READ IT: Development corporation letter
Such an arrangement indicates that the region’s onion industry executives want the public to pay for Smith’s continued work on a shipping center whose primary financial benefit would be to cut costs for their companies.
Project officials have cast the Treasure Valley Reload Center as benefitting the county economy, but the onion industry has said it wouldn’t ship any more onions than it does now. Onion producers who will use the Nyssa center have not indicated whether they would add employees as a result of the public’s investment in the Nyssa project, now projected to cost $35 million. Industry leaders recently have complained that the reload building center was designed to do more than handle onions, a view in contrast to representations for years from project leaders that the reload center would benefit the region’s entire agricultural sector.
Smith has been the project manager for the Treasure Valley Reload Center since 2017. The center was originally scheduled to open in 2020 and more recently was set to be finished last month. Now, the project will end up only partially finished this fall, still needing an estimated $6 million to complete construction and open for business.
Smith has juggled duties for Malheur County with a full-time job in Boardman, service as a state legislator, and contract services to other public agencies. In Malheur County, he has staffed an Ontario office with one employee who also has handled economic development tasks.
Engineers, attorneys and other professionals have been retained at public expense to handle key tasks on the reload center.

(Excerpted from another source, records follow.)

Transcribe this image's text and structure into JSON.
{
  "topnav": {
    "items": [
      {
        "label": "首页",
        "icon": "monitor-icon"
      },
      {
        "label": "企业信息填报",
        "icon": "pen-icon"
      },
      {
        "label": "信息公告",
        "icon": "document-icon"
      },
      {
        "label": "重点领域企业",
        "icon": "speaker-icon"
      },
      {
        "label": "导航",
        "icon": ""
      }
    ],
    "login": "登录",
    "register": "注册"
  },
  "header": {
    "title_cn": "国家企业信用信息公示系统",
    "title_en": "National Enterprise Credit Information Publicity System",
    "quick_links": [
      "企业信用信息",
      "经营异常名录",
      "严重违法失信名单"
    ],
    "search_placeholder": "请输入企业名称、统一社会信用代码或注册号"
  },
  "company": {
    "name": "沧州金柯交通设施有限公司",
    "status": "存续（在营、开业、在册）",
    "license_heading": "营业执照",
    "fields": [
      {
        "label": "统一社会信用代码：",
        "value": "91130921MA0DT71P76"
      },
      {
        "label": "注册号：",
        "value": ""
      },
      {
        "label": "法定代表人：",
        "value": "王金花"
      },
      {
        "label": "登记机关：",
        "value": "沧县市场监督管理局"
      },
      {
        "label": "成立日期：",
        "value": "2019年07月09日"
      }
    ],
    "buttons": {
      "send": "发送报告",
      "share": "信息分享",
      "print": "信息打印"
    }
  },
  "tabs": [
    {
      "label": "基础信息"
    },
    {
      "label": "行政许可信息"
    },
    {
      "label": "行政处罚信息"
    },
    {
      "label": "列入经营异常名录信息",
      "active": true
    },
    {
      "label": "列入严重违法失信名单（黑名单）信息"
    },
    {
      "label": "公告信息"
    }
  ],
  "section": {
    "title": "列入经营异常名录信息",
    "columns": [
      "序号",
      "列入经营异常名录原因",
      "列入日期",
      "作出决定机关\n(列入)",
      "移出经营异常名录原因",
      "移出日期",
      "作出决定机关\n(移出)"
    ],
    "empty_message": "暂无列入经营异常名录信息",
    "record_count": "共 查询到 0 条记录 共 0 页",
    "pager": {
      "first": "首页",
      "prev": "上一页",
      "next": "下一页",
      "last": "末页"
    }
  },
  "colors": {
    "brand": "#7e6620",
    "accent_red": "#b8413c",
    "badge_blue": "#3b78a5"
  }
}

Whether Smith’s role would change under the proposed arrangement couldn’t be established because those involved kept silent last week.
Smith didn’t respond to written questions. He has a practice of not providing interviews or responding to questions from the Enterprise.

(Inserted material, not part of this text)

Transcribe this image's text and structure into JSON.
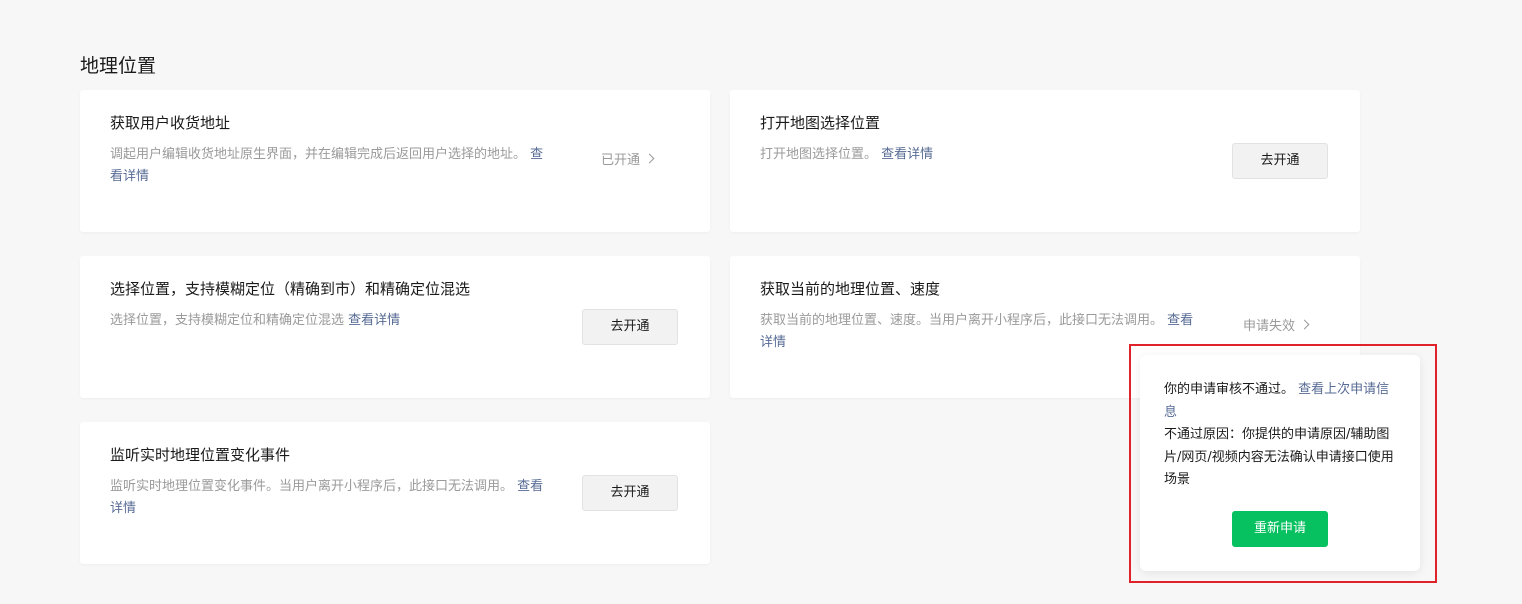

None of the five directors on the board the Malheur County Development Corp. responded to questions about their proposal, including when they agreed to pursue it and how they set the compensation level.
Board members may have decided without a public meeting to seek Smith’s services and the county’s agreement.
Brian DiFonzo, an Ontario attorney representing the development company, wrote the June 30 letter outlining the proposed Smith deal. He said he was writing “on behalf of the board of directors” and that he was writing to “convey the request of the board to retain the engagement of the services of Gregory Smith and Company.” He also described the proposal as “the position of the board.”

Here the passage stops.